Viewed from outside, Claig’s house was a somber structure. The lights which the doctor had turned on modified the gloominess of the ground floor; but the upper stories looked barren and forbidding.
Faint moonlight showed blackened windows, most of them fronted by steel bars. One large window at the side of the house was unbarred; but its darkness made it as forbidding as the others. This window was on the second floor, just above the roof of a small side porch.
Off to the rear of the large house was a darkened garage. It was a large structure also, of sufficient size to accommodate four or five automobiles. The garage had a low second story, which possessed half a dozen windows. It had once been used as quarters for servants.

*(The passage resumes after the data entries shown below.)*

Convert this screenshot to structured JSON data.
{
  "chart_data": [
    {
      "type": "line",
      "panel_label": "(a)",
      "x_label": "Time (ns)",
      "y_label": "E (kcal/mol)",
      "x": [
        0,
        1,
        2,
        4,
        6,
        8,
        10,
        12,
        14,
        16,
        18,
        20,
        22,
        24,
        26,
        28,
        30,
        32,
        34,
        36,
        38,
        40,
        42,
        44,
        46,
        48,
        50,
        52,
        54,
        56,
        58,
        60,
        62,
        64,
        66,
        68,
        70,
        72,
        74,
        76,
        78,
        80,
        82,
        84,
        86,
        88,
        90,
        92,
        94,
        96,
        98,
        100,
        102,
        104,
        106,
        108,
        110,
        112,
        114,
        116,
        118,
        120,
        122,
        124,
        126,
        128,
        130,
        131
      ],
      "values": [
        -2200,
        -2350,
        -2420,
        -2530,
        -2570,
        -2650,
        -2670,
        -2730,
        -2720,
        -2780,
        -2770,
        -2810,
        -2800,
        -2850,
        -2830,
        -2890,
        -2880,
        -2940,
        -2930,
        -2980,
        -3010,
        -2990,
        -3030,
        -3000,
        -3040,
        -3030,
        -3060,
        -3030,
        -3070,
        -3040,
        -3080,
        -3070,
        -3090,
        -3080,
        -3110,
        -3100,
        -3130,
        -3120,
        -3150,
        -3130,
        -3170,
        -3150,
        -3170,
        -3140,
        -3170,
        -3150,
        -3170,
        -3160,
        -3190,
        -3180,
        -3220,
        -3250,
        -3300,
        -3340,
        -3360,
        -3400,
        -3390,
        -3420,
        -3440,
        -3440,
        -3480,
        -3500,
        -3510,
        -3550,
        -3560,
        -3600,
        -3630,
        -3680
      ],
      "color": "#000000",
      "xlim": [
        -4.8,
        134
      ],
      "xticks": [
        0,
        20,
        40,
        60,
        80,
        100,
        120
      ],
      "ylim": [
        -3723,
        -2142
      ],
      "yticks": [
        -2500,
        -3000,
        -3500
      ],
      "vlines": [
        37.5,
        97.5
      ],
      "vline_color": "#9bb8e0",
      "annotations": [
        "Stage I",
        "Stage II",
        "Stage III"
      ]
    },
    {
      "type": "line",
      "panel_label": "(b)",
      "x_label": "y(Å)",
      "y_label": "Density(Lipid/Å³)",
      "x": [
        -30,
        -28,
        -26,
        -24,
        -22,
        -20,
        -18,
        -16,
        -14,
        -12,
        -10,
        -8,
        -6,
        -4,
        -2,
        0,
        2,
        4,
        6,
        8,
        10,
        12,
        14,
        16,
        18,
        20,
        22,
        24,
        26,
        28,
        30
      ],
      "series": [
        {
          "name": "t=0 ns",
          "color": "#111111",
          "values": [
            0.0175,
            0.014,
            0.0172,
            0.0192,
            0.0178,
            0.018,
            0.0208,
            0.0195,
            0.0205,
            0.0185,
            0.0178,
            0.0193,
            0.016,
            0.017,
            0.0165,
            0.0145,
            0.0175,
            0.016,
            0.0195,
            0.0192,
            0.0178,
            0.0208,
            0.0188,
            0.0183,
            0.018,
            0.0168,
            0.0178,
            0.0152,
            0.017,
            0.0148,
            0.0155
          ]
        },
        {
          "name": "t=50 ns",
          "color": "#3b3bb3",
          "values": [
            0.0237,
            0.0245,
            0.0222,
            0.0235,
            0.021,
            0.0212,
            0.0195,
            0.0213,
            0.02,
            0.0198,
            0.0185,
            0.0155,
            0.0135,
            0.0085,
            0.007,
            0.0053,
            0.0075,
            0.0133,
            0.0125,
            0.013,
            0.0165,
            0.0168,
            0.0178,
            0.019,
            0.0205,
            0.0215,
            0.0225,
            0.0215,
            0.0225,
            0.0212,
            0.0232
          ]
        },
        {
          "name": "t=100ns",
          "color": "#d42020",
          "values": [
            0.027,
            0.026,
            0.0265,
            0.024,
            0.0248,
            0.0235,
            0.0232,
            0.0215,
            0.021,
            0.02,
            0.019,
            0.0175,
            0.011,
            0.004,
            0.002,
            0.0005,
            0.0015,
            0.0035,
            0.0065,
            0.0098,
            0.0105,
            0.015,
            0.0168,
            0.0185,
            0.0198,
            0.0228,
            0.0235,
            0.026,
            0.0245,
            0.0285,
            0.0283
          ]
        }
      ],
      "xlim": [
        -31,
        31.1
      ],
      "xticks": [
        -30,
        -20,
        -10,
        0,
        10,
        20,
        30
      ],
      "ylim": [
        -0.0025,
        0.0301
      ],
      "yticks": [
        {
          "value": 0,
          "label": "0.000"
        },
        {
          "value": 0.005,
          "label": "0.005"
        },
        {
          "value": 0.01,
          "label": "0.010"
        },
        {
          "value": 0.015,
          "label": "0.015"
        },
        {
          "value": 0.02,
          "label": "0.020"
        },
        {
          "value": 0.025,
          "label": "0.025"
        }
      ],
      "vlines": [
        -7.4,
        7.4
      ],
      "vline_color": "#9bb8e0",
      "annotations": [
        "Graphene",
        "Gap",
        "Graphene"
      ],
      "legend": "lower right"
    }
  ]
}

Off beyond the garage was a line of thick trees that marked the path of an old dirt road. It was from that streak of blackness that a vague figure appeared in the moonlight, only to fade in ghostlike fashion as it neared the garage.
THE SHADOW had come by a back route to Claig’s. He had studied maps of the district. He had read Clyde Burke’s details of the reporter’s chat with the physician. Clyde had gained a good idea of where Claig’s house was located.
From the garage, The Shadow studied the dimly lighted windows of the lower door. In their appearance, he detected the physician’s bluff.
Claig had definitely made an effort to indicate that he was at home, yet might be anywhere on the ground floor. To the average late visitor, those scattered lights would serve as explanation if Claig should prove slow in answering a ring at the doorbell.
To The Shadow, the lights meant that the first floor needed no investigation. He looked upward and spied the unbarred window that was conspicuous above the roof of the little side porch. The Shadow moved toward the house.